Tesla Motors is pulling into a new space at 860 Washington Street in the Meatpacking District, sources told The Real Deal. The electric car manufacturer had been scoping out a new Manhattan showroom for over a year before settling on the space at the property owned by Romanoff Equities and Property Group Partners.
Tesla’s lease gives it about 7,800 square feet on the ground floor of the 10-story, 114,000-square-foot office-and-retail building, which was completed in June, sources said. A Tesla showroom and service center would occupy the majority of the ground floor, which has 23-foot-high ceilings.
Asking rent on the ground floor is about $600 per square foot, sources said.
Tesla will leave its current Manhattan showroom at L&L Holding’s 511 West 25th Street, which became the company’s first East Coast sales and service center when it took space there in 2011.
Negotiations for the Meatpacking District space involved a series of twists and turns. Back in November, Tesla was the top contender to take the space. Starbucks then advanced in talks to open a high-end restaurant and roastery across the bottom two floors, but ultimately signed at Vornado Realty Trust and Aurora Capital Associates’ 61 Ninth Avenue, at West 15th Street, in April. The following month, Tesla was back in the running at 860 Washington.

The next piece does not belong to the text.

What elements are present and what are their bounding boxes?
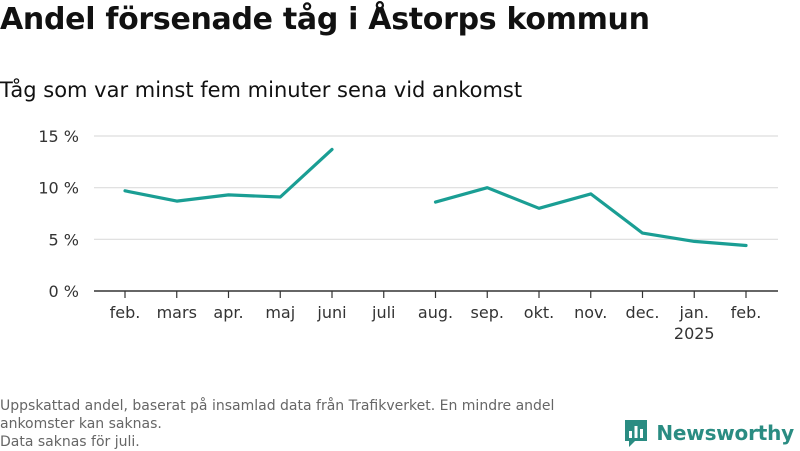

The retail component offers more than 180 feet of corner frontage, including 103 feet along West 13th Street, according to marketing materials.
Cushman & Wakefield’s Gregory Tannor and Stuart Romanoff, who represented the landlords, declined to comment, as did Chris DeCrosta of Crown Retail Services, who represented Tesla.
The top eight floors will hold office tenants such as health-centric developer Delos Living and e-commerce giant Alibaba Group. The office asking rents range from $150 to $200 per square foot, a record for the neighborhood.
Earlier this year, the Palo Alto-based company’s market cap was just over $33 billion. Founder and CEO Elon Musk has said he expects it to be a $700 billion company by 2025. There have been several challenges along the way, however, including serious competition in the electric car space from General Motors and a fatal accident related to its autopilot technology.
In March, Tesla opened its first Brooklyn showroom, at LIVWRK’s office conversion at 160 Van Brunt Street in Red Hook.